"You are an old fool with a young wife. She loves your money, not you; she despises you because you are a City man; and she loves Mr. Colquhoun."
He sat alone in his study after dinner, reading these wretched things, in misery of soul. And a thought came across him.
"I will go and see Colquhoun," he said. "I will talk to him, and ask him what is this secret."
It was about ten o'clock. He put on his hat and took a cab to Colquhoun's chambers.
On that day Lawrence Colquhoun was ill at ease. It was borne in upon him with especial force—probably because it was one of the sultry and thunderous days when Conscience has it all her own disagreeable way—that he was and had been an enormous Ass. By some accident he was acquainted with the fact that he had given rise to talk by his frequent visits to Victoria Cassilis.
"And to think," he said to himself, "that I only went there at her own special request, and because she likes quarrelling!"
He began to think of possible dangers, not to himself, but to her and to her husband, even old stories revived and things forgotten and brought to light. And the thing which she had done came before him in its real shape and ghastliness—a bad and ugly thing; a thing for whose sake he should have fled from her presence and avoided her; a thing which he was guilty in hiding. No possible danger to himself? Well, in some sense none; in every other sense all dangers. He had known of this thing, and yet he sat at her table; he was conscious of the crime, and yet he was seen with her in public places; he was almost particeps criminis, because he did not tell what he knew; and yet he went day after day to her house—for the pleasure of quarrelling with her.

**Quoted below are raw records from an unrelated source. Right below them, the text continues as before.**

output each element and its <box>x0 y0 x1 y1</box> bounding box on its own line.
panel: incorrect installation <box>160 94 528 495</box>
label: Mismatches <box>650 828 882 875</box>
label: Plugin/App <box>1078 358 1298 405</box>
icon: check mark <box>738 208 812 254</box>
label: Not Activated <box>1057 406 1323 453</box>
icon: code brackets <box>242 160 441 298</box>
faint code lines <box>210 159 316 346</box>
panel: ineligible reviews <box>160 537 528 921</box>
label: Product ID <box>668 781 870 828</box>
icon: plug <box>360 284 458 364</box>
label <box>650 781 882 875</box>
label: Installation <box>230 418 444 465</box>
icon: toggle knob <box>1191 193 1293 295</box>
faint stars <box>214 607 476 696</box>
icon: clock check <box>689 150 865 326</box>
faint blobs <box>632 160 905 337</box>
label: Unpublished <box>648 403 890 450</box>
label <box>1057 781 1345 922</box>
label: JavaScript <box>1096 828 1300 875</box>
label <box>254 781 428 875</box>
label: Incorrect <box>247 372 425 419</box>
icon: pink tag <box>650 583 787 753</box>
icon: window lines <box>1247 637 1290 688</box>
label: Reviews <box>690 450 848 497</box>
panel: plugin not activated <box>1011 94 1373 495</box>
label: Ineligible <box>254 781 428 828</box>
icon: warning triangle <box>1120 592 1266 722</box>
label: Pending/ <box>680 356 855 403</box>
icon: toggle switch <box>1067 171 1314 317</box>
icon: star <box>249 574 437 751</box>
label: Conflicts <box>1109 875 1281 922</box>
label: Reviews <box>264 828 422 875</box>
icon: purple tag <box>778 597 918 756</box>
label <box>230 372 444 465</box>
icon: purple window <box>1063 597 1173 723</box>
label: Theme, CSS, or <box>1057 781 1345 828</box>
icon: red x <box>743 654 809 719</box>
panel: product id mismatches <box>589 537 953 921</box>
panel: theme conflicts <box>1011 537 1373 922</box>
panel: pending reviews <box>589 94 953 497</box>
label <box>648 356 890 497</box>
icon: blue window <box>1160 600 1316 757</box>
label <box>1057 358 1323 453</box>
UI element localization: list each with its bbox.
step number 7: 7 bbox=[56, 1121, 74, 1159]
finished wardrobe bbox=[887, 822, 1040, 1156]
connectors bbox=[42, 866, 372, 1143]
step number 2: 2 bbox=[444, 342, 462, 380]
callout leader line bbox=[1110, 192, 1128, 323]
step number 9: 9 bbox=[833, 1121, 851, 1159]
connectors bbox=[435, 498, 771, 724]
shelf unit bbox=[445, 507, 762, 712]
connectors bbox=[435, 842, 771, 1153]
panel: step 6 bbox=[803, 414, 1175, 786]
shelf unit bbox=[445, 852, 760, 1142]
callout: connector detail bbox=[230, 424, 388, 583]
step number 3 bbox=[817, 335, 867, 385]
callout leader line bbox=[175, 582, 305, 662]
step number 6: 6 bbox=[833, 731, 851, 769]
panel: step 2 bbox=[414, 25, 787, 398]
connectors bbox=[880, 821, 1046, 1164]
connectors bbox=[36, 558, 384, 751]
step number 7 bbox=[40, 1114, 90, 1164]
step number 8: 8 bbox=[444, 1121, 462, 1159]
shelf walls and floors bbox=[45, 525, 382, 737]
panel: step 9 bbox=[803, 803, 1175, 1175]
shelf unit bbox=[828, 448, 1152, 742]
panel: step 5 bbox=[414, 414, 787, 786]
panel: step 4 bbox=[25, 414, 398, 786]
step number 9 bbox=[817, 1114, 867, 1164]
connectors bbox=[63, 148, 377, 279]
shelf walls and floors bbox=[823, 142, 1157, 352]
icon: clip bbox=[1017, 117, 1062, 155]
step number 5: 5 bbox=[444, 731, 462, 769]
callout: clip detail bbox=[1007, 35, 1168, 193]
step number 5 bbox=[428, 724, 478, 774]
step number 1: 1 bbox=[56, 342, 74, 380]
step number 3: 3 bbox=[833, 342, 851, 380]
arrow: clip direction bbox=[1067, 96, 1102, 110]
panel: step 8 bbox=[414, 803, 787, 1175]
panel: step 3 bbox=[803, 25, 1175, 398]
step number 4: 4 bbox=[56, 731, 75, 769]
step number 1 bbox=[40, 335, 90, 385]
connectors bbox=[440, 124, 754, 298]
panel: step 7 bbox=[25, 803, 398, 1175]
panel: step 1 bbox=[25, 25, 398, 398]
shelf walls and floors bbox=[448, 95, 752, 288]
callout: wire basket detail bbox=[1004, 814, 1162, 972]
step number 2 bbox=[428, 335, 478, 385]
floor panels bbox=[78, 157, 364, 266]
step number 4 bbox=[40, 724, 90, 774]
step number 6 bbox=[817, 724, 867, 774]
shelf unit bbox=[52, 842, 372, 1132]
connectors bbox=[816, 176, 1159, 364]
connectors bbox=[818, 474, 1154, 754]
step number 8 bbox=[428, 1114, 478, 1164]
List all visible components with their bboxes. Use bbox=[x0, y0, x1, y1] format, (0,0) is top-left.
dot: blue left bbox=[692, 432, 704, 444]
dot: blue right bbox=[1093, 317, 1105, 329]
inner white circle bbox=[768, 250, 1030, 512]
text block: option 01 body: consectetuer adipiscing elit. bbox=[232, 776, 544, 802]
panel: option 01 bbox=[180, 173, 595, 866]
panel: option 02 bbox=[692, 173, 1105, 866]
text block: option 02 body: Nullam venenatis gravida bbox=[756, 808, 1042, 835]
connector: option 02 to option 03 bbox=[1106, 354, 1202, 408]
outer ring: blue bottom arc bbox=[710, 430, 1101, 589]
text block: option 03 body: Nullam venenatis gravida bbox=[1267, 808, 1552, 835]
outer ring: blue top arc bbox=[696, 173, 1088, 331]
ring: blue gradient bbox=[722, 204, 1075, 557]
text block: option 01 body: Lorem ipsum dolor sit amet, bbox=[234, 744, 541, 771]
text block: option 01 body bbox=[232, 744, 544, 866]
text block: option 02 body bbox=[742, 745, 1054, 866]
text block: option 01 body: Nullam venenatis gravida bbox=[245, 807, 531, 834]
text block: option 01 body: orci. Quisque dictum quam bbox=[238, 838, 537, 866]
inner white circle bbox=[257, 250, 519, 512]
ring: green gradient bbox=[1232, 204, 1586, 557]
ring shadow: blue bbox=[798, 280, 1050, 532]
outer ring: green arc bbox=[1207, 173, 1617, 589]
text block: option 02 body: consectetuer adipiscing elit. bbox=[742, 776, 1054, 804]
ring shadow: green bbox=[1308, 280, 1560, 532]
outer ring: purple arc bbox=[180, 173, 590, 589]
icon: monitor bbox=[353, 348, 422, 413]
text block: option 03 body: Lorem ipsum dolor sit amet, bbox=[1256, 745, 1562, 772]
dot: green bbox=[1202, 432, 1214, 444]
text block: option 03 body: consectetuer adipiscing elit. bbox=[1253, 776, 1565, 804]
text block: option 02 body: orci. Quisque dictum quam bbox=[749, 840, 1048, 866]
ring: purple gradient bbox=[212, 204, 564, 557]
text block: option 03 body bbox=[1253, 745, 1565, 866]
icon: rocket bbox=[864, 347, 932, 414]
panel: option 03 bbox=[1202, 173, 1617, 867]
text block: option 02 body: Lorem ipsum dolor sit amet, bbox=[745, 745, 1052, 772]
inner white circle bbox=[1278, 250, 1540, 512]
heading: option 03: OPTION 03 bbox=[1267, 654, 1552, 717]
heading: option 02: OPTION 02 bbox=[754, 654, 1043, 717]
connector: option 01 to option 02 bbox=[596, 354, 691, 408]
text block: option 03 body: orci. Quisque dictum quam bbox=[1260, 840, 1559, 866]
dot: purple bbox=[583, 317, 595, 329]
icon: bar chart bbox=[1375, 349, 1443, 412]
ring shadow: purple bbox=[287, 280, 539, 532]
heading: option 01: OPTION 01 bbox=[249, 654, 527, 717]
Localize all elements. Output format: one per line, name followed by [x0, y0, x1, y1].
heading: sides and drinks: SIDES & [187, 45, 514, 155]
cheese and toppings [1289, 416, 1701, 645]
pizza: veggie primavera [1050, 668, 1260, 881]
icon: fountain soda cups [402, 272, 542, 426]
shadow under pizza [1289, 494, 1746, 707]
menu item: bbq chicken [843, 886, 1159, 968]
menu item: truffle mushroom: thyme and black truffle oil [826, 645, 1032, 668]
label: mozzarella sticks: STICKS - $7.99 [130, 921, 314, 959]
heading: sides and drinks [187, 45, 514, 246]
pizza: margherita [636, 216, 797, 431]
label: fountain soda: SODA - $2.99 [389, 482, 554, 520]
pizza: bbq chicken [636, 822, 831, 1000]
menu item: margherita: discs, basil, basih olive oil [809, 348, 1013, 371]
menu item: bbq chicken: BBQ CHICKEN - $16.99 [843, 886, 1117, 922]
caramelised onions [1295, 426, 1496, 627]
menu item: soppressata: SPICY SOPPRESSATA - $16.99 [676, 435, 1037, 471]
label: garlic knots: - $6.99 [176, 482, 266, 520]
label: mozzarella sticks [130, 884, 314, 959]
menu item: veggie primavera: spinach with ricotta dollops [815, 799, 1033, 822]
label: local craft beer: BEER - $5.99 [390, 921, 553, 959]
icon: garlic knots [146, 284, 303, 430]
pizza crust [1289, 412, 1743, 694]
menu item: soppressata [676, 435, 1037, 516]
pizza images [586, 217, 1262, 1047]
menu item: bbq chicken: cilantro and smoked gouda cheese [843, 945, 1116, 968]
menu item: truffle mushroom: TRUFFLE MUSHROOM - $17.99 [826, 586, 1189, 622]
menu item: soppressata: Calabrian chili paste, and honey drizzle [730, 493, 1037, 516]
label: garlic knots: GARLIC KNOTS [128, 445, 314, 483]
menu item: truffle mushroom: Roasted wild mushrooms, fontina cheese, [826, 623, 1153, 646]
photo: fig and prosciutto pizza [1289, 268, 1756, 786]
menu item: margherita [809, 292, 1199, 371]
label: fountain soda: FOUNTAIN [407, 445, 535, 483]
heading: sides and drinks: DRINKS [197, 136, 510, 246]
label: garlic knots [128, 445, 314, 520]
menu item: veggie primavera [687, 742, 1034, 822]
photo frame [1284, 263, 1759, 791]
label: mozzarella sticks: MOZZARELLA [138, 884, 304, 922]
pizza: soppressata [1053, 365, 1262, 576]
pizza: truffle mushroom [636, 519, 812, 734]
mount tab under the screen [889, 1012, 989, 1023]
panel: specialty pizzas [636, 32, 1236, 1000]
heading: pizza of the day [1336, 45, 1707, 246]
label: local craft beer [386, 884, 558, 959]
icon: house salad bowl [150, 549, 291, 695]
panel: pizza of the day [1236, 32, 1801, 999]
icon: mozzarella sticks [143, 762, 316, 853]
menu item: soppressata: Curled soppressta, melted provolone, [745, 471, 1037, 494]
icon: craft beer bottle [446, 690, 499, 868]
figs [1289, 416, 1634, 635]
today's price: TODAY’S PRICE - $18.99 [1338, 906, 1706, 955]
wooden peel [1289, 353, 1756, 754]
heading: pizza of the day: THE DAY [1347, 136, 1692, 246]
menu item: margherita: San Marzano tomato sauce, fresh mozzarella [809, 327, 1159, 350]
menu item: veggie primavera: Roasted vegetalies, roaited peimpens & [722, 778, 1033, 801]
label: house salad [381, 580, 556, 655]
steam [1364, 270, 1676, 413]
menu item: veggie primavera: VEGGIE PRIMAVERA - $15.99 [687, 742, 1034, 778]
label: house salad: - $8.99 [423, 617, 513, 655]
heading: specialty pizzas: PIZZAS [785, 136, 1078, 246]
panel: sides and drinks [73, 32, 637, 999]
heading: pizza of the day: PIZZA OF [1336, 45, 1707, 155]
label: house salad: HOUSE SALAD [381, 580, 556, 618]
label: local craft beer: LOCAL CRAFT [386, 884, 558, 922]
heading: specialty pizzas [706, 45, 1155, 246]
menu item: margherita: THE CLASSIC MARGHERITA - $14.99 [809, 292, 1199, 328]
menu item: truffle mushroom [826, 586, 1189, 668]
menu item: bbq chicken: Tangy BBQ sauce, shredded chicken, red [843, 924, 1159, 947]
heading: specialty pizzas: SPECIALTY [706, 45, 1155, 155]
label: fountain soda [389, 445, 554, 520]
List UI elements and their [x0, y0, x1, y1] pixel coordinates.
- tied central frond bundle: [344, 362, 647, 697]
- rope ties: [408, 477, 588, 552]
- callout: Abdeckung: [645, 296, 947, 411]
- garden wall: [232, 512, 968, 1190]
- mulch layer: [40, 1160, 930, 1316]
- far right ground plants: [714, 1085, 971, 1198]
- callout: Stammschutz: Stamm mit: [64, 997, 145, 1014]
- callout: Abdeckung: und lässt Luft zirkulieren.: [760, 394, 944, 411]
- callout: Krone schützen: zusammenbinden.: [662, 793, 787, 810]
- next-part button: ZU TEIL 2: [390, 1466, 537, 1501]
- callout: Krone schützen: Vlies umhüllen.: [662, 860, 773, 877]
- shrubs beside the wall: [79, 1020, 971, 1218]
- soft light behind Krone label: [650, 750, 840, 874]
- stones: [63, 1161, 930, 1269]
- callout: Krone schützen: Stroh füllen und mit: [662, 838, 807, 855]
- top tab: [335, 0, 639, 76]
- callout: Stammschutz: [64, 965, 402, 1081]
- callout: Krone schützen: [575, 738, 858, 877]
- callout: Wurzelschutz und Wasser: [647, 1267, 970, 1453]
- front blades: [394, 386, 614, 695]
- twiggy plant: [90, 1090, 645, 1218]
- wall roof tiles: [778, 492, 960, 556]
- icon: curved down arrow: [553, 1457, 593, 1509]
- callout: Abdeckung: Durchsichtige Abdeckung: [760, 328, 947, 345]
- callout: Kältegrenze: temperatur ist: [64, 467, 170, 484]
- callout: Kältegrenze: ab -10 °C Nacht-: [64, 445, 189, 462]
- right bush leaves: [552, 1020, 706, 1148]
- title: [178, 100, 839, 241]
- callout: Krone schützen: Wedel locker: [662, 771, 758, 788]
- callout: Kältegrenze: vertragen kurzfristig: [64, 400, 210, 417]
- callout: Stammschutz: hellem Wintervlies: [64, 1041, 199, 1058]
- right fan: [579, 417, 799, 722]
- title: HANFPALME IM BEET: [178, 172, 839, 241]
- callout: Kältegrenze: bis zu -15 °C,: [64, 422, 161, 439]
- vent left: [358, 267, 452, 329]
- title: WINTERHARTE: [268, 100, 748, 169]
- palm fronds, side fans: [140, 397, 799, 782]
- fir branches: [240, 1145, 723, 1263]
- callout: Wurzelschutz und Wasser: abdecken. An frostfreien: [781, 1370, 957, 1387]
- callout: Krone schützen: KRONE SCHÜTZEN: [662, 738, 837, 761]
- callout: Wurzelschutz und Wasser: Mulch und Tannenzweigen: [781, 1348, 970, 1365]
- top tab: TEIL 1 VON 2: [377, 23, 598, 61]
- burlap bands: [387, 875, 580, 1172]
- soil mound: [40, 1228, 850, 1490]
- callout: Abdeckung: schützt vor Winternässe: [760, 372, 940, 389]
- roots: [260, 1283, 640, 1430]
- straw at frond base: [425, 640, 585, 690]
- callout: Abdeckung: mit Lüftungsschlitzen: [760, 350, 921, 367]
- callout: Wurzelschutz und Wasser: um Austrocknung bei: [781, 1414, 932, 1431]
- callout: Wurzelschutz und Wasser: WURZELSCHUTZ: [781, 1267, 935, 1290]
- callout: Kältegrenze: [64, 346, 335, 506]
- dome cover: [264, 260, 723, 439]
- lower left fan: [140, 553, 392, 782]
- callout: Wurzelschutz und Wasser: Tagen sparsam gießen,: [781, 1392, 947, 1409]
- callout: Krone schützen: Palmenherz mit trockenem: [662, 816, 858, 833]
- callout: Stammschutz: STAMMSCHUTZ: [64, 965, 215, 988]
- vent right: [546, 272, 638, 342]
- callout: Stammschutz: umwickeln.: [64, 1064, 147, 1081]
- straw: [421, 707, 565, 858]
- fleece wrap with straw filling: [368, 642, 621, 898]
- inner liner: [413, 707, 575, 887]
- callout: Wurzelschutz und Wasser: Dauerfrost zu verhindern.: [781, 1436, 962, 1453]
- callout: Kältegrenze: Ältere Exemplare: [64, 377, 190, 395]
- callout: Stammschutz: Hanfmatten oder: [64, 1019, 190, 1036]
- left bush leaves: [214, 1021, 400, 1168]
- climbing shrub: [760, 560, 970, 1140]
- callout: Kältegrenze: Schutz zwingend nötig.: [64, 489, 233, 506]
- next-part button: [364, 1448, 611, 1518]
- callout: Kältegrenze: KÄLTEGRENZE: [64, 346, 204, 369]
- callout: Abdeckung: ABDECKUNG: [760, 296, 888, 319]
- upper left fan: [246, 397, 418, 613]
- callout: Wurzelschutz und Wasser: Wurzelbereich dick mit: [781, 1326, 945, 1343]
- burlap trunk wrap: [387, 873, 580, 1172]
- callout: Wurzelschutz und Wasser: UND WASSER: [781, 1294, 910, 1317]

He sat down and wrote to her. He told her that perhaps she did not wholly understand him when he told her that the renewed acquaintance between them must cease; that, considering the past and with an eye to the future, he was going to put it out of her power to compromise herself by seeing her no more. He reminded her that she had a great secret to keep unknown, and a great position to lose; and then he begged her to give up her wild attempts at renewing the old ties of friendship.
The letter, considering what the secret really was, seemed a wretched mockery to the writer, but he signed it and sent it by his servant.
Then he strolled to his club, and read the papers before dinner. But he was not easy. There was upon him the weight of impending misfortune. He dined, and tried to drown care in claret, but with poor success, Then he issued forth—it was nine o'clock and still light—and walked gently homewards.